What is AI Model Governance? Why It Matters & Best Practices
Blog post from Superblocks
Organizations are increasingly integrating AI into their operations, but this rapid adoption has led to a gap in oversight, resulting in risks such as unmonitored outputs and regulatory scrutiny. AI model governance emerges as a critical solution to manage these risks by controlling how machine learning models are built, deployed, and monitored, ensuring safety and compliance throughout their lifecycle. As AI becomes integral to operations, its governance requires accountability at every stage, from data ingestion to monitoring and feedback. The governance process involves using tools like model cards, MLflow, and policy engines, while also addressing unique challenges posed by generative AI models, such as hallucinations and data leakage.

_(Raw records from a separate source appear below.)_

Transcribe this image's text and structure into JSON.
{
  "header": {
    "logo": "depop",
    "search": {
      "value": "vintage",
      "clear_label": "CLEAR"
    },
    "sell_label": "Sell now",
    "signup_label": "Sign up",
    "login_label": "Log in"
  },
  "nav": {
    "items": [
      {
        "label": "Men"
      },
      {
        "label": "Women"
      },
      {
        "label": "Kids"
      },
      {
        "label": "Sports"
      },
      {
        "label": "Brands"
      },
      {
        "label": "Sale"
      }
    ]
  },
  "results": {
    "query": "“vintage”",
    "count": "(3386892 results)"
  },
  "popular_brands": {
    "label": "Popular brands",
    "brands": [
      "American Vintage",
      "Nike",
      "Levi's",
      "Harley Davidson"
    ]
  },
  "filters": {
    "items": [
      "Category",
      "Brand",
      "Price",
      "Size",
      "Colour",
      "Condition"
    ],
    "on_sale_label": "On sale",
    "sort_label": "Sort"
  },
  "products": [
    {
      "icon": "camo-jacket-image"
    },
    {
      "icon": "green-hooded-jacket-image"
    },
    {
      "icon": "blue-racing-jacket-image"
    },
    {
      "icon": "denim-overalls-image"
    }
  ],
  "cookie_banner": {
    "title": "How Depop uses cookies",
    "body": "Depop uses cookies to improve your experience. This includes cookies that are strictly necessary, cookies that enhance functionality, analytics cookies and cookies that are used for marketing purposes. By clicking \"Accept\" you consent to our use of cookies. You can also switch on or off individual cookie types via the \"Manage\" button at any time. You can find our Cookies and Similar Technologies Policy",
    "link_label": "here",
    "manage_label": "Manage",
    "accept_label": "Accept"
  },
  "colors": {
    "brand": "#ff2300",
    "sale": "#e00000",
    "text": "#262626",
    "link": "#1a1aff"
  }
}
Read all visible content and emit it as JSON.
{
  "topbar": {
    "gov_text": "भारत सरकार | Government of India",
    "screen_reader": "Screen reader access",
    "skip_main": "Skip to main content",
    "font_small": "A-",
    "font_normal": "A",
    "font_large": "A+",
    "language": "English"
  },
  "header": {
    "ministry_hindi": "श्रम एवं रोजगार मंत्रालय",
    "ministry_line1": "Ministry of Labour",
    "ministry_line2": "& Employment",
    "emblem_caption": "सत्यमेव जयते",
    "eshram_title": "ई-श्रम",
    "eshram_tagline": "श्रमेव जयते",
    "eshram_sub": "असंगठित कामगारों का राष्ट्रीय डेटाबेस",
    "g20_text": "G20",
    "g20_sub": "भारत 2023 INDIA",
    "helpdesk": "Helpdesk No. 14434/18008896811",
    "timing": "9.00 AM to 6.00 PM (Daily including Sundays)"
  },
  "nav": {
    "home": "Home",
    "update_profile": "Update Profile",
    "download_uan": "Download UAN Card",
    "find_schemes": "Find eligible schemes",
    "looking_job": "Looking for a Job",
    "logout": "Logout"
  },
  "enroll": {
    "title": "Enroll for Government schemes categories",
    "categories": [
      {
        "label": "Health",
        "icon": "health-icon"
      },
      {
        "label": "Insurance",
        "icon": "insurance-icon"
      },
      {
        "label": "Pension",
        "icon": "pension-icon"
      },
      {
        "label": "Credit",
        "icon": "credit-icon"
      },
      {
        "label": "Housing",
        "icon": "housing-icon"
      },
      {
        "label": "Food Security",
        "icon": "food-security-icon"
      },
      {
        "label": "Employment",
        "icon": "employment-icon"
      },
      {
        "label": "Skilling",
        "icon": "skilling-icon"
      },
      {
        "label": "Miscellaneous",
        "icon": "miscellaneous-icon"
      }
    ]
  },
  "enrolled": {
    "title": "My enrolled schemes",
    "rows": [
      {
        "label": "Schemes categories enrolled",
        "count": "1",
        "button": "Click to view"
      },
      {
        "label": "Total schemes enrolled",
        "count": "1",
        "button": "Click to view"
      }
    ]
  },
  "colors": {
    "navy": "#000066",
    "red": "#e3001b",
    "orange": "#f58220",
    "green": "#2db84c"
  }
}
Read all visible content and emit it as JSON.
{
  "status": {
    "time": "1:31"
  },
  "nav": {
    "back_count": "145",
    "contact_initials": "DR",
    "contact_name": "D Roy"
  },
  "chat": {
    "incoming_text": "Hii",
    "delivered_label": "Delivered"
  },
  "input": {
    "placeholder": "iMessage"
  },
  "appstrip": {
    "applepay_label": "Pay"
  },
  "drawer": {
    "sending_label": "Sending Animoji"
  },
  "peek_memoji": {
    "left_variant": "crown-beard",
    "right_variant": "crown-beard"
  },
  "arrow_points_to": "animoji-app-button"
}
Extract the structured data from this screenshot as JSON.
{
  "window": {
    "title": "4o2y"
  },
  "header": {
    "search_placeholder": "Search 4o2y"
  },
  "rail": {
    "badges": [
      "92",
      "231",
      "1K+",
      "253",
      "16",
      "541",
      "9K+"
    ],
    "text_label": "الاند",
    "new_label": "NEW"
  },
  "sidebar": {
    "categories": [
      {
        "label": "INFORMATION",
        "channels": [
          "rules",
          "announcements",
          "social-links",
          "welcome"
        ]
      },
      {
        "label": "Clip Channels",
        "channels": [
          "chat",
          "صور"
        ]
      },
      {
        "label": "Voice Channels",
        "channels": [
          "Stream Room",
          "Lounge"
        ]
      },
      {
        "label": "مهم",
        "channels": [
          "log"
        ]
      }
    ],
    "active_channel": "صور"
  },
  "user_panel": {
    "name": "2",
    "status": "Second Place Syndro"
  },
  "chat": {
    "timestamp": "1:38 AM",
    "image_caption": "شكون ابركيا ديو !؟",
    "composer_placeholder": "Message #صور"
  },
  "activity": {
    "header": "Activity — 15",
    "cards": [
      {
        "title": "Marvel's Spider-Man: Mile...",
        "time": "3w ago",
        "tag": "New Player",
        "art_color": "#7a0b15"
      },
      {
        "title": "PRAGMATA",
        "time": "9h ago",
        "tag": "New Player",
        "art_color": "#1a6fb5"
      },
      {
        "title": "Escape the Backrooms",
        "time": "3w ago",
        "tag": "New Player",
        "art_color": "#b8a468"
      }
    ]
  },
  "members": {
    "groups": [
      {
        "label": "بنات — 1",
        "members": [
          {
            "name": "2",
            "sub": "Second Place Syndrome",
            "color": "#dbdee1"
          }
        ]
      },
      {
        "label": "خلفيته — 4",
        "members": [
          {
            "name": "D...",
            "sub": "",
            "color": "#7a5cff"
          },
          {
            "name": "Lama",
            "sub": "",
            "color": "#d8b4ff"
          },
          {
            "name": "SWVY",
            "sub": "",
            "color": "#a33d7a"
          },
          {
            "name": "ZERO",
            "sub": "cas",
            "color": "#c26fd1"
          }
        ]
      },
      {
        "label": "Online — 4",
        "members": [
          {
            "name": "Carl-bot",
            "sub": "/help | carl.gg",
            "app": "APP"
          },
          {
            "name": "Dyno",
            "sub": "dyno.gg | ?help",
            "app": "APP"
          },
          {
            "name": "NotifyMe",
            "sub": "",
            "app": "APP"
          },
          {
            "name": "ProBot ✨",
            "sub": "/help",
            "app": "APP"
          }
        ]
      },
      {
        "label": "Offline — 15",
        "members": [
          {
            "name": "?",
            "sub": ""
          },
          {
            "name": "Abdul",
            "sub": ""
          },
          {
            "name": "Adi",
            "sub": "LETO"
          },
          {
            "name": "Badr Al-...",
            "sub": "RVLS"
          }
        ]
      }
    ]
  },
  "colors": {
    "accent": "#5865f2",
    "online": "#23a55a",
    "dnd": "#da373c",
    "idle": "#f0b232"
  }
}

In contrast to traditional AI governance, which focuses on accuracy and bias detection, generative AI governance emphasizes output quality and alignment with human values. Governance differs from compliance, which ensures adherence to external regulations, whereas governance focuses on internal control. Effective AI governance involves inventorying models, defining high-risk use cases, mapping responsibilities, selecting frameworks, integrating checkpoints, and using monitoring tools. Companies like Superblocks provide tools for implementing governance by offering privacy controls, access management, and monitoring capabilities, emphasizing the need for both governance and compliance to mitigate risks and ensure responsible AI deployment.